Ecological compensation also known as biodiversity offsetting represents a new kind of thinking in societal responsibility for the nature. It is a process by which the ecological damage caused by any human activity are compensated with ecological benefits produced elsewhere. The mechanism akin to the “polluter pays” principle: the one who causes the harm must compensate for it.
”Many seemingly small actions may locally degraded ecosystems and decrease biodiversity. Causing damage is seen as a normal result of development and is usually completely accepted,” explains Professor of Ecology Janne Kotiaho, who works to find ways to secure a better future for humanity and the whole planet. ”Often we don’t even think about the harm we cause to other species and their habitats. To make the harm visible by demanding that even minor damage to nature must be compensated would be a step towards a more sustainable way of life. For example, each construction permit could include an ecological compensation payment in order to restore weakened habitats elsewhere.”
Should compensation be obligatory?
For the first time, the 5th European Congress of Conservation Biology (ECCB2018) offered participants a chance to compensate emissions resulting from their trip to the conference with a voluntary coal compensation payment, the profits of which were used to restore a peatland area. However, the conference organisers were surprised to find that only 39 per cent of participants paid the compensation payment.
”I am slightly astonished that so few of the participants paid the voluntary compensation payment,” says Kotiaho. ”If these people, who are well aware of environmental issues and think about them as part of their work, don’t pay voluntarily, I do not see it as very probable that the society would voluntarily start to compensate for the damage it has caused. Therefore, I think incentives and regulations are needed. I hope that our experiment starts a new era and the findings that will be published will be utilised at similar events in the future.”
Small responsible steps
The degradation of ecosystems and the decrease of biodiversity are serious threats to humanity and already now they are having harmful effects on 40% of the world’s population.

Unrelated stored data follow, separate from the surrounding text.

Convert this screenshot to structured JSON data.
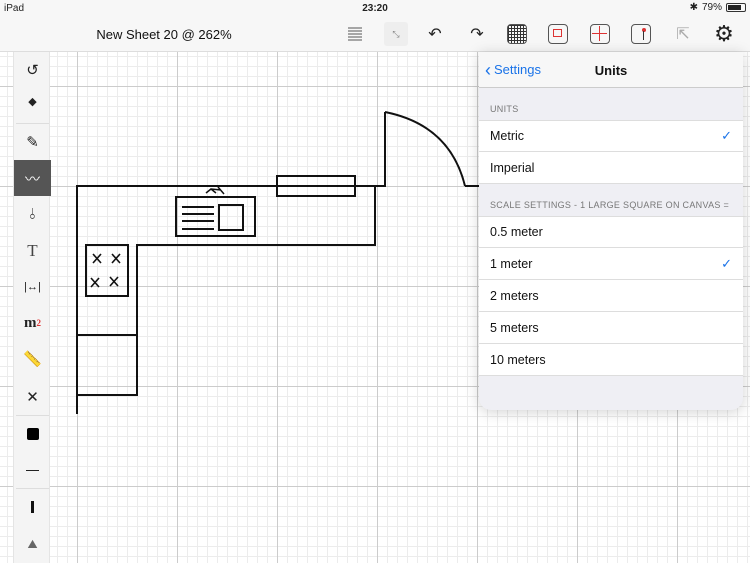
{
  "status": {
    "device": "iPad",
    "time": "23:20",
    "battery": "79%",
    "battery_level": 0.79
  },
  "toolbar": {
    "title": "New Sheet 20 @ 262%",
    "icons": [
      "list-icon",
      "fit-screen-icon",
      "undo-icon",
      "redo-icon",
      "grid-icon",
      "rectangle-select-icon",
      "crosshair-icon",
      "marker-icon",
      "share-icon",
      "gear-icon"
    ]
  },
  "tools": [
    "rotate-icon",
    "eraser-icon",
    "pencil-icon",
    "freehand-icon",
    "pen-line-icon",
    "text-icon",
    "dimension-icon",
    "area-icon",
    "ruler-icon",
    "delete-icon",
    "fill-color-icon",
    "line-thickness-icon",
    "line-width-icon",
    "image-icon"
  ],
  "tool_labels": {
    "text": "T",
    "area": "m",
    "area_sup": "2"
  },
  "panel": {
    "back": "Settings",
    "title": "Units",
    "section1": "UNITS",
    "units": [
      {
        "label": "Metric",
        "checked": true
      },
      {
        "label": "Imperial",
        "checked": false
      }
    ],
    "section2": "SCALE SETTINGS - 1 LARGE SQUARE ON CANVAS =",
    "scales": [
      {
        "label": "0.5 meter",
        "checked": false
      },
      {
        "label": "1 meter",
        "checked": true
      },
      {
        "label": "2 meters",
        "checked": false
      },
      {
        "label": "5 meters",
        "checked": false
      },
      {
        "label": "10 meters",
        "checked": false
      }
    ],
    "check": "✓"
  },
  "colors": {
    "accent": "#1a73e8",
    "active_tool": "#555555"
  }
}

Together with most countries in the world, Finland is committed to stopping the decrease of biodiversity by 2020. If we want to transform our unsustainable development towards more sustrainable one, we need new measures along with nature conservation actions.
”The most efficient means would be to include the costs of environmental harm in consumer prices,” says Kotiaho. ”If the least environmentally harmful product would also be the most inexpensive, it would be easier for consumers to change their consumption habits and behaviour. The environmental effects of consumer choices are often concealed because trade is global, and production and consumption may take place in different parts of the world.”
No pain, no gain
Kotiaho wants to inspire researchers to be active and spread information outside their universities. He also encourages making an impact on political decision-making at all levels of society.
”I want to open decision-makers’ eyes in parliament and at the level of municipalities,” Kotiaho says. ”It is time for decision-makers to act as the environmental agreements require, but every one of us must also make changes at the grassroots level. To change our consumption habits and lifestyle, we need incentives and regulation from decision-makers. As nice as voluntariness sounds, it simply seems not to be enough.”